El joven no replicó.
—La primera es que habla bien alemán y yo no quiero comunicarme con gestos, como un mono. Con los otros dos sería así. La segunda ventaja es que usted, a pesar de declararse tenazmente polaco, es hijo y nieto de austriacos. Yo tengo el deber de mirar con atención y responsabilidad a los arios. Incluso a aquellos que no les importa.
Ante esa observación, Wilhelm se sonrojó y el alemán se dio cuenta. Sonrió con malicia.
—El campo es un duro maestro y quizá con el tiempo le darán ganas de unirse a nosotros. La Wehrmacht es seguramente más acogedora que Auschwitz y nuestro uniforme es más hermoso que el de rayas de ustedes los prisioneros. ¿No le parece?
—Sin duda es así, señor.
—Bien. Ahora retírese.
Sin embargo, el polaco no se movió y el ss inmediatamente frunció el ceño. Esperó un segundo y espetó:
—¿Ya empieza a desobedecer? ¡Le dije que se largara!
—Disculpe, señor. ¿Para qué trabajo me reclutó?
El alemán se pegó la frente con una mano.

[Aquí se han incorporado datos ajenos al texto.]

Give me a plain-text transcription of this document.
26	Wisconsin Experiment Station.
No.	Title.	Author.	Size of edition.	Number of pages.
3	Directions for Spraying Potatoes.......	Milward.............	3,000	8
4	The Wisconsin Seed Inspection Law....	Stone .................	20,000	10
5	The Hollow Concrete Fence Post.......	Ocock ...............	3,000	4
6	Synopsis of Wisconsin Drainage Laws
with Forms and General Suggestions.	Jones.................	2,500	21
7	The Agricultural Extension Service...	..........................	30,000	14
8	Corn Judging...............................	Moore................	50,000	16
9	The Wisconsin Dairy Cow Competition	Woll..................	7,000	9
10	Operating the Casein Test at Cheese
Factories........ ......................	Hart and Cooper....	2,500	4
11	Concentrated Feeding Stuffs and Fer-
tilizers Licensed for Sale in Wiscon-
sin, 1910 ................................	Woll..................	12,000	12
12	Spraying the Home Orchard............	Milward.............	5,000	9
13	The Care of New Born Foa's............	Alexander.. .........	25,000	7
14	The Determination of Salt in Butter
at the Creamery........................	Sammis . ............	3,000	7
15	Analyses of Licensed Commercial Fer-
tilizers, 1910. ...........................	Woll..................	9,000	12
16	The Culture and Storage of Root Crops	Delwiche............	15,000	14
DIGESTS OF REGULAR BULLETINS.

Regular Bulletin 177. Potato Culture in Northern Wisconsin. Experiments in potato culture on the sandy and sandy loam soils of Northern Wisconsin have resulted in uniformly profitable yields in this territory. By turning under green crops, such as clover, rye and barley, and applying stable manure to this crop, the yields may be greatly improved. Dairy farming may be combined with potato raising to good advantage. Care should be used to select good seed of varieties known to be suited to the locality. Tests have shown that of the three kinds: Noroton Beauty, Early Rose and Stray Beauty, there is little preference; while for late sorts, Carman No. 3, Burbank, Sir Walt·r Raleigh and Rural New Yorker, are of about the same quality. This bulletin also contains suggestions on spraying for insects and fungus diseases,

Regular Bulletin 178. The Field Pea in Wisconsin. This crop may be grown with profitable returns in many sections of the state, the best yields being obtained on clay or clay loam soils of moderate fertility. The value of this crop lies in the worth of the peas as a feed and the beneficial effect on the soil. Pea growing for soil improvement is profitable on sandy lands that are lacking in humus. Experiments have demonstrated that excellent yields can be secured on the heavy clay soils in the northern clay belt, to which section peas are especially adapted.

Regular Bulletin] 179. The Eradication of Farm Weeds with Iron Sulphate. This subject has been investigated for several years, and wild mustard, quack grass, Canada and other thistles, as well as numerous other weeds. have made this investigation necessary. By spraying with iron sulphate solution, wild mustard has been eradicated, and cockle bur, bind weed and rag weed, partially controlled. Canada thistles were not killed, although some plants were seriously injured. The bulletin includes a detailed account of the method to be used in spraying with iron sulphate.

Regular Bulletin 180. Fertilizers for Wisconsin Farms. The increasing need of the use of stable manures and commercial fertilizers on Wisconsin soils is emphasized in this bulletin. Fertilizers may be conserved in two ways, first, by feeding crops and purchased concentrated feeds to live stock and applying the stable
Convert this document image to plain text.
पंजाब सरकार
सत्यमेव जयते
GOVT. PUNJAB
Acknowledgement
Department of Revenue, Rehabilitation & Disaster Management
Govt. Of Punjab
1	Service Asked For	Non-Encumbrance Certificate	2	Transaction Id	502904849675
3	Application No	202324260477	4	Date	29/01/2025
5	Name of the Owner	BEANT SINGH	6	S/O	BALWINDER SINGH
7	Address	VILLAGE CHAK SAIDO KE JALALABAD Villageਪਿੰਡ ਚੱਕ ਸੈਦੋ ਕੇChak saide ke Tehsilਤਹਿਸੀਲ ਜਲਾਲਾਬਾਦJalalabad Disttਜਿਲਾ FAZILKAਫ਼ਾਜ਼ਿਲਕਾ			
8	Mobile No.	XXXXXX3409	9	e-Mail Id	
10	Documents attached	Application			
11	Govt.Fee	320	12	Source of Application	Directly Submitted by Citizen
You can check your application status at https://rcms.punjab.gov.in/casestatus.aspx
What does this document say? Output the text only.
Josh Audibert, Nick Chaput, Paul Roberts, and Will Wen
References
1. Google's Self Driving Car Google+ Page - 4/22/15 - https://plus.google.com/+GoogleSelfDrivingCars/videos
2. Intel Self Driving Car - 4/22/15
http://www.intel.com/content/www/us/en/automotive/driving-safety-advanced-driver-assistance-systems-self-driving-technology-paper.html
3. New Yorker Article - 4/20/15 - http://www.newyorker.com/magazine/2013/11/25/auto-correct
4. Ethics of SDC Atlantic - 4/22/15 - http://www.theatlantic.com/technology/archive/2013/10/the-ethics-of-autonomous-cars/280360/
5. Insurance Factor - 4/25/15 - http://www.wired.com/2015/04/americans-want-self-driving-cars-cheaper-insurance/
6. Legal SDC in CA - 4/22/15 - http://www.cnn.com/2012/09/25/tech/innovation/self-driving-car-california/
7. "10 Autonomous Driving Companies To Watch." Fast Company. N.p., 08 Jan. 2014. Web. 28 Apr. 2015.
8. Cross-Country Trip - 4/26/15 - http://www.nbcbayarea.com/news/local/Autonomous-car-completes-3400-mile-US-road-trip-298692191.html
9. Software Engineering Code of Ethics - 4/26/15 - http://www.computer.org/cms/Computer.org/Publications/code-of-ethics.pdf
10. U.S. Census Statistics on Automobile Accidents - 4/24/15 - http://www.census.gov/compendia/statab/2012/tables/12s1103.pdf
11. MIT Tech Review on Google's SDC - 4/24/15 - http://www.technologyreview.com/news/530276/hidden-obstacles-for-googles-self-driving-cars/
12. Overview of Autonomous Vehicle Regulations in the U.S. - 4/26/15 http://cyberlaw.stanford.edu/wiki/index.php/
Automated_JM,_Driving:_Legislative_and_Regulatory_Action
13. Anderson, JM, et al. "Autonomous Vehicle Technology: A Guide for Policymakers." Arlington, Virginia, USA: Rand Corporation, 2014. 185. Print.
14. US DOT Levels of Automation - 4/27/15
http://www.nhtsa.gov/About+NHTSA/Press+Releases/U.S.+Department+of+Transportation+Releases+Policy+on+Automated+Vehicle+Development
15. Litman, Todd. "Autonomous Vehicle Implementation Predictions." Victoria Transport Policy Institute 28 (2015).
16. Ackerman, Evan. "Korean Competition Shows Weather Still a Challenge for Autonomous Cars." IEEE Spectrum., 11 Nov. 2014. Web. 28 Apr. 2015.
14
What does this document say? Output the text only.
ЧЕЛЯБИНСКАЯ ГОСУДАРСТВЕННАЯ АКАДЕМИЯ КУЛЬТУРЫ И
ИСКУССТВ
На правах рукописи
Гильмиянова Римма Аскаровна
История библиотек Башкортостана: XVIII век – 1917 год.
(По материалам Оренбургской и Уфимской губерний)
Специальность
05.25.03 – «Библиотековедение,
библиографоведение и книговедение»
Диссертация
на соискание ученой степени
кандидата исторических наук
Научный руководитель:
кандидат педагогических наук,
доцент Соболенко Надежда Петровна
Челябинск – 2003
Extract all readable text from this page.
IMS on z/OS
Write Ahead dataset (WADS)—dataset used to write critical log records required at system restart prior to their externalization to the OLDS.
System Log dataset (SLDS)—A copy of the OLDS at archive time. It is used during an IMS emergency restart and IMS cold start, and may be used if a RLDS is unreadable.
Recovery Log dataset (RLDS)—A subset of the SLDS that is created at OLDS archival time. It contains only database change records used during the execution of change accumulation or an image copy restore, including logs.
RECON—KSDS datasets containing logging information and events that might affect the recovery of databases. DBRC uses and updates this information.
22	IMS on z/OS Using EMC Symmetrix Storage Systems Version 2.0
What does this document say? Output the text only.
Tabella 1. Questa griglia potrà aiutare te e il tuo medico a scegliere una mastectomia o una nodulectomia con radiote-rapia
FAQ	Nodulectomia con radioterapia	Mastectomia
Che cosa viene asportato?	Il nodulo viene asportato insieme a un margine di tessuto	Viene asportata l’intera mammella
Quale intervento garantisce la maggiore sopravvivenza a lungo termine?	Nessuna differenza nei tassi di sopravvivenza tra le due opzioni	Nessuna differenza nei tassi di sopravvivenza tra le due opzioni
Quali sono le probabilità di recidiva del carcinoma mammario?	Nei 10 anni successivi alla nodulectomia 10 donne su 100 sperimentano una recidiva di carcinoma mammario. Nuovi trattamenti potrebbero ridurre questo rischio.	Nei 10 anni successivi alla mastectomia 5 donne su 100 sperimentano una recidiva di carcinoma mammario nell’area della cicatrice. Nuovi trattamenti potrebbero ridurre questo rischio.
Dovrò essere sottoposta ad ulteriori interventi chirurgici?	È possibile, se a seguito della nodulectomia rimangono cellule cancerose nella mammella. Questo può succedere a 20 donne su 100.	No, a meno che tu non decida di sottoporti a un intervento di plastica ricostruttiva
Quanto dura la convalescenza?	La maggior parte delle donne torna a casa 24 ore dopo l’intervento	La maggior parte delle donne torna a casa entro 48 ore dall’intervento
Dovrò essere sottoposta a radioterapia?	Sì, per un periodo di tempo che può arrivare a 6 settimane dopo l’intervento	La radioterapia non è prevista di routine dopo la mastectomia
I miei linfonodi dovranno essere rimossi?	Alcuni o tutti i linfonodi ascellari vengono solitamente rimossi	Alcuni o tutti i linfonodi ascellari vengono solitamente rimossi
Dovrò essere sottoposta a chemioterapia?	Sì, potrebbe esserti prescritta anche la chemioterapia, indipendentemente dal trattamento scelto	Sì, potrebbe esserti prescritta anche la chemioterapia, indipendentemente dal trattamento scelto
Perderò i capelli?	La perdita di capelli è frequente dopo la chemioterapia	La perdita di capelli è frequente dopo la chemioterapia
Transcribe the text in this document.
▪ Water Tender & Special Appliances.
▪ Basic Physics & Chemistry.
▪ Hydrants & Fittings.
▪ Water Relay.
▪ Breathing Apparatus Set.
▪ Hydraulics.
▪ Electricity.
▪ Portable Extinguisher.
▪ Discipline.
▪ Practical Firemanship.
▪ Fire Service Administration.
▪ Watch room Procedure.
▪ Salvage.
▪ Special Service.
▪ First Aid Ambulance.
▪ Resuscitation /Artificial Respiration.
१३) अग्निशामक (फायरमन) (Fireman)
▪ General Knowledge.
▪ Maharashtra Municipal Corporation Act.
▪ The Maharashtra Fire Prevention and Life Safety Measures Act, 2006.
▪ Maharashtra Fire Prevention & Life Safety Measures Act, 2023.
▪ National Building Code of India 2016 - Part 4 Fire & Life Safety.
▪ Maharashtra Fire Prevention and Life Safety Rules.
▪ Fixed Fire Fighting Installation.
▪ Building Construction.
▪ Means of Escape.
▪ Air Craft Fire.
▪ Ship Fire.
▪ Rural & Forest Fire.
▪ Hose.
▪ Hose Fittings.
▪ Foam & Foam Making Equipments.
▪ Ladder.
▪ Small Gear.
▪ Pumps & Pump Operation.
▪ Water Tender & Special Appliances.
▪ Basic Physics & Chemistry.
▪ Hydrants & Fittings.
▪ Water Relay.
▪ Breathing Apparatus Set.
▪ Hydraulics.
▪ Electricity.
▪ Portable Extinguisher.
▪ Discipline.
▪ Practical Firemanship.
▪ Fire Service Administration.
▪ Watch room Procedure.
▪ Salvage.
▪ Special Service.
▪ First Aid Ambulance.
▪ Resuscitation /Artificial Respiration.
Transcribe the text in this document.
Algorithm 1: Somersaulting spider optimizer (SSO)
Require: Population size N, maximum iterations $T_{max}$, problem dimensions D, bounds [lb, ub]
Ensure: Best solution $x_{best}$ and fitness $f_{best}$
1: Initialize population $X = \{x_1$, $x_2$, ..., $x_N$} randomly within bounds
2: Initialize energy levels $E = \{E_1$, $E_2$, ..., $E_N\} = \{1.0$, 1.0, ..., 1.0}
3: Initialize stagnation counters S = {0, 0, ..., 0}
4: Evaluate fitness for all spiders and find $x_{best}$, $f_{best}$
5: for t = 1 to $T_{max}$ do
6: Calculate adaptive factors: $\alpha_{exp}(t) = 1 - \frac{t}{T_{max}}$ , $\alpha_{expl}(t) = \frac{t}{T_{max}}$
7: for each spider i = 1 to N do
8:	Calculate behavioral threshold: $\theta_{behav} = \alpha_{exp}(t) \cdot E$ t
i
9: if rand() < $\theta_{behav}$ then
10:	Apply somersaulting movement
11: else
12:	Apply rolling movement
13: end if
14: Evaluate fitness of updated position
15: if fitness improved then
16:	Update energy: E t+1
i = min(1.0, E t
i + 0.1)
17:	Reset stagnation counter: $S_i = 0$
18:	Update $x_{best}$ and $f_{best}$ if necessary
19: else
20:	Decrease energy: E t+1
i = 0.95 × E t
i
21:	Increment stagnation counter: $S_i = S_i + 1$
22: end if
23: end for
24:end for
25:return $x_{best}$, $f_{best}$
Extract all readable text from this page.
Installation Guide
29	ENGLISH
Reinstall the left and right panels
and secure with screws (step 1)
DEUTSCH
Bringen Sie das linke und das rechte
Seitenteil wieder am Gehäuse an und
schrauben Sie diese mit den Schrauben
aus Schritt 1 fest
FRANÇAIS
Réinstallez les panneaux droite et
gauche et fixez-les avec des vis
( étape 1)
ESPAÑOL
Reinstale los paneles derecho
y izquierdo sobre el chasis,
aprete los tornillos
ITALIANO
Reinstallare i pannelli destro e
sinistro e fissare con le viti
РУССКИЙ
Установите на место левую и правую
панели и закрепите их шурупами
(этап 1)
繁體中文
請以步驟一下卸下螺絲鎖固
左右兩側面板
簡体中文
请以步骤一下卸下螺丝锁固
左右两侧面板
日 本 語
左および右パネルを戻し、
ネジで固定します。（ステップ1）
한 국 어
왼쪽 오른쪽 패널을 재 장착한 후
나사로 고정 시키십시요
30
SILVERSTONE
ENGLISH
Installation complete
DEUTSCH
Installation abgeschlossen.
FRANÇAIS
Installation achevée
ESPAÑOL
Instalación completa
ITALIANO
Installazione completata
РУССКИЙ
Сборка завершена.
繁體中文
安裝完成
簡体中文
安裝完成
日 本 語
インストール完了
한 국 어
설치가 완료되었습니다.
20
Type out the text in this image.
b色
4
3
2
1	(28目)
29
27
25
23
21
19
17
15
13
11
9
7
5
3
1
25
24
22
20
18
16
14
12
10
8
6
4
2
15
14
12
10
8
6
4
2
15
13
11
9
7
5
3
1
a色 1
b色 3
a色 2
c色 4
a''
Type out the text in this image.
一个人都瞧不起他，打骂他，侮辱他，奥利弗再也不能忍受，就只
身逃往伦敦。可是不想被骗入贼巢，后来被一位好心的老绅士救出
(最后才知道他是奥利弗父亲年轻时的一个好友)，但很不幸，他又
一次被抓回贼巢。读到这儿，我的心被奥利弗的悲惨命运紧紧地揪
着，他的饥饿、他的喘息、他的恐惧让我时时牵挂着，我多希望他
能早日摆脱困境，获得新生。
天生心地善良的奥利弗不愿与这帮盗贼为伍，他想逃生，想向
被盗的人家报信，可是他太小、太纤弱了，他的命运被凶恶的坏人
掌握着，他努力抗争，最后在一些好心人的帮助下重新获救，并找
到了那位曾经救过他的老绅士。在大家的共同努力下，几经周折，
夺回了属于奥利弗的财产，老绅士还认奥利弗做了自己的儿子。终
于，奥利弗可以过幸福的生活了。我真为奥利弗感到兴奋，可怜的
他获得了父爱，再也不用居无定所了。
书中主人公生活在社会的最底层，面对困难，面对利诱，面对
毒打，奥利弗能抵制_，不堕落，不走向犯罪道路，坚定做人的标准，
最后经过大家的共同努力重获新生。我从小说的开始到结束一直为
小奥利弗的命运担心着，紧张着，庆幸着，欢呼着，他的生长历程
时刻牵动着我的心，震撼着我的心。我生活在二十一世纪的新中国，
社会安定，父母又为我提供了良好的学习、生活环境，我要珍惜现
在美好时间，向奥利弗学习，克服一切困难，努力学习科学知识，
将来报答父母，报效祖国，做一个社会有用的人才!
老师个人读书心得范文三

—¡Casi lo olvidaba! Me llamo Bernhard Walter y desde hoy soy su nuevo jefe. Usted está asignado al Erkennungsdienst, el Servicio de Identificación del campo. Nuestra tarea es tomar fotografías de los prisioneros y con ellas crear un archivo. Todos los que ingresan a Auschwitz deberán pasar frente a su objetivo para ser registrados. Comienza en una hora. ¿Está claro?
—Sí, señor.
—Y ahora váyase.
Wilhelm hizo una rápida reverencia y salió del cuartito.
El soldado de las ss lo acompañó afuera y lo dejó ahí, solo, en la nieve, temblando de alegría. Por fin, de la manera más inesperada, una luz aparecía al final del túnel. Casi incapaz de creer lo que estaba ocurriendo, marcó dos pasos de danza en el frío. Luego, sacudido por escalofríos cada vez más fuertes y, vencido por la tensión, se encaminó hacia su barraca. Lloraba y nunca las lágrimas le habían parecido tan dulces como ese día.